- Title: LEBANON: Promotion of 350-kilometre hiking trail for tourists and nature lovers
- Date: 30th April 2007
- Summary: VARIOUS OF HIKERS TOURING EHDEN'S RELIGIOUS AND HISTORIC SITES STATUE OF PATRIARCH YOHANNA MAKHLOUF ANCIENT CHRISTIAN RELIGIOUS SITE IN EHDEN
- Embargoed: 15th May 2007 23:55
- Location: Lebanon
- Country: Lebanon
- Topics: Nature / Environment
- Reuters ID: LVA80C24BPMK8YTQKP34BF2Z5R2
- Aspect Ratio: 4:3
- Story Text: Lebanon is widely known as a country of deep divisions, rich history and beautiful nature -- eye candy for many Arabs and foreigners.
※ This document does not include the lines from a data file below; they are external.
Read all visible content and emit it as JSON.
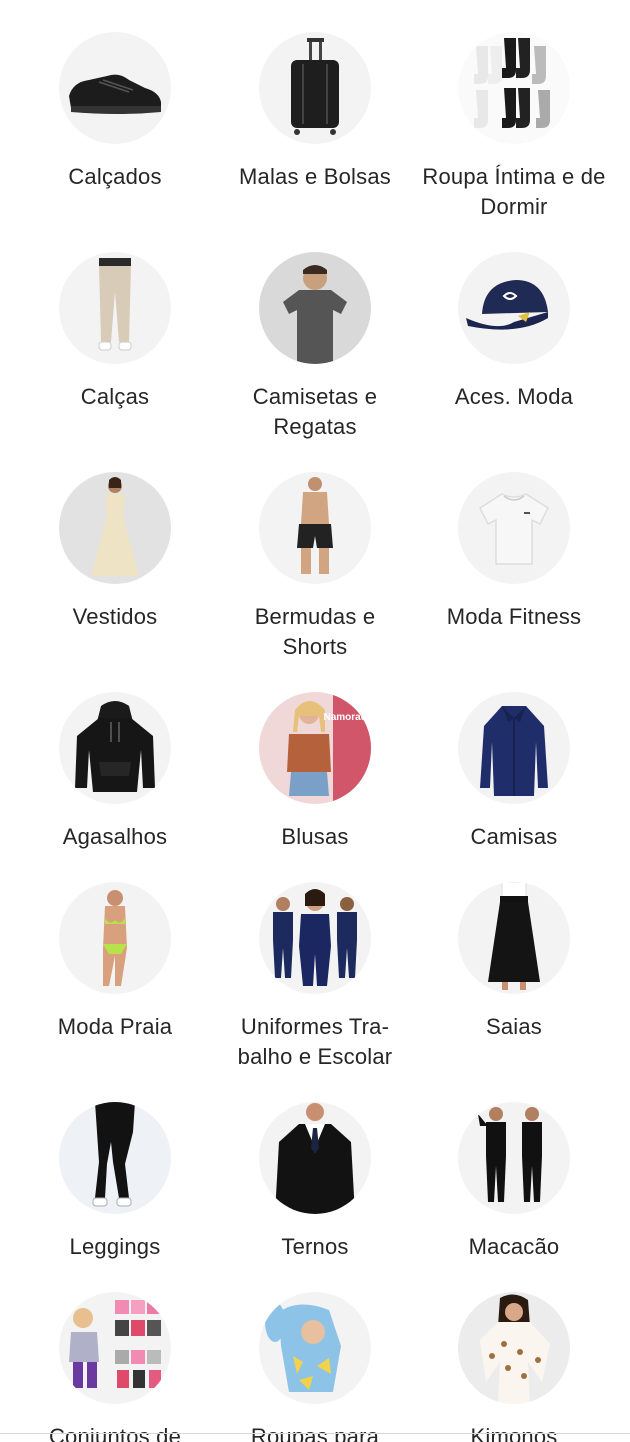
{
  "categories": [
    {
      "label": "Calçados",
      "icon": "sneaker-icon"
    },
    {
      "label": "Malas e Bolsas",
      "icon": "suitcase-icon"
    },
    {
      "label": "Roupa Íntima e de Dormir",
      "icon": "socks-icon"
    },
    {
      "label": "Calças",
      "icon": "pants-icon"
    },
    {
      "label": "Camisetas e Regatas",
      "icon": "tshirt-model-icon"
    },
    {
      "label": "Aces. Moda",
      "icon": "cap-icon"
    },
    {
      "label": "Vestidos",
      "icon": "dress-icon"
    },
    {
      "label": "Bermudas e Shorts",
      "icon": "shorts-icon"
    },
    {
      "label": "Moda Fitness",
      "icon": "white-tshirt-icon"
    },
    {
      "label": "Agasalhos",
      "icon": "hoodie-icon"
    },
    {
      "label": "Blusas",
      "icon": "blouse-icon"
    },
    {
      "label": "Camisas",
      "icon": "dress-shirt-icon"
    },
    {
      "label": "Moda Praia",
      "icon": "bikini-icon"
    },
    {
      "label": "Uniformes Tra-balho e Escolar",
      "icon": "uniform-icon"
    },
    {
      "label": "Saias",
      "icon": "skirt-icon"
    },
    {
      "label": "Leggings",
      "icon": "leggings-icon"
    },
    {
      "label": "Ternos",
      "icon": "suit-icon"
    },
    {
      "label": "Macacão",
      "icon": "jumpsuit-icon"
    },
    {
      "label": "Conjuntos de",
      "icon": "kids-set-icon"
    },
    {
      "label": "Roupas para",
      "icon": "baby-clothes-icon"
    },
    {
      "label": "Kimonos",
      "icon": "kimono-icon"
    }
  ],
  "blouse_promo_text": "Namorados"
}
But many tourists have refrained from visiting the country since last year's devastating Israel-Hezbollah war.
In a move to lure tourists back and to promote eco-tourism, the Lebanese are now launching their first ever hiking trail that stretches from the northern deep mountain to the Bekaa Valley in the south.
The Lebanon Mountain Trail is a collaboration between local communities and Europe-based environmental projects company ECODIT, with funding from U.S. development agency USAID.
"The idea of the Lebanon mountain trail is not new. Many Lebanese like to walk the trails of their country and get to know the far villages in the mountains. So the idea is not new but we wanted to create a national trail from the village of Qobbeiyat in the north to Marjaayoun in the south to be the first walking trail in Lebanon. We started to write up the plans and they were adopted by USAID which helped us during the first two years," said LMT Project Manager Faisal Abu Izzedin during a two-day promotional hike organised for tourism and cultural agencies.
The 350-km trail consists of ancient roads used hundreds of years ago for walking. The LMT has been working over the past two years with local communities and environmentalists to determine the exact points of the trail.
The trail cuts through many of Lebanon's forests, natural reserves and historical sites, and will provide much needed income to local villagers who will provide food and lodging for the hikers during their breaks.
One stop during the promotional hike was the old mountain village of Ehden, well-known for its cedar trees and ancient monasteries.
"There is no danger from mines in the northern trail at all and also other parts of the trail and we are very careful when passing through the trail not to pass through very steep cliffs. So we advise everyone to try this experience. The forests are unique and the people are hospitable," said Field Coordinator Shadi Ghajar.
Israeli cluster bombs and mines left behind from Israel's war with Lebanese Hezbollah guerrillas last summer have killed at least 20 and wounded at least 70 others in southern Lebanon since the war ended in August 2006.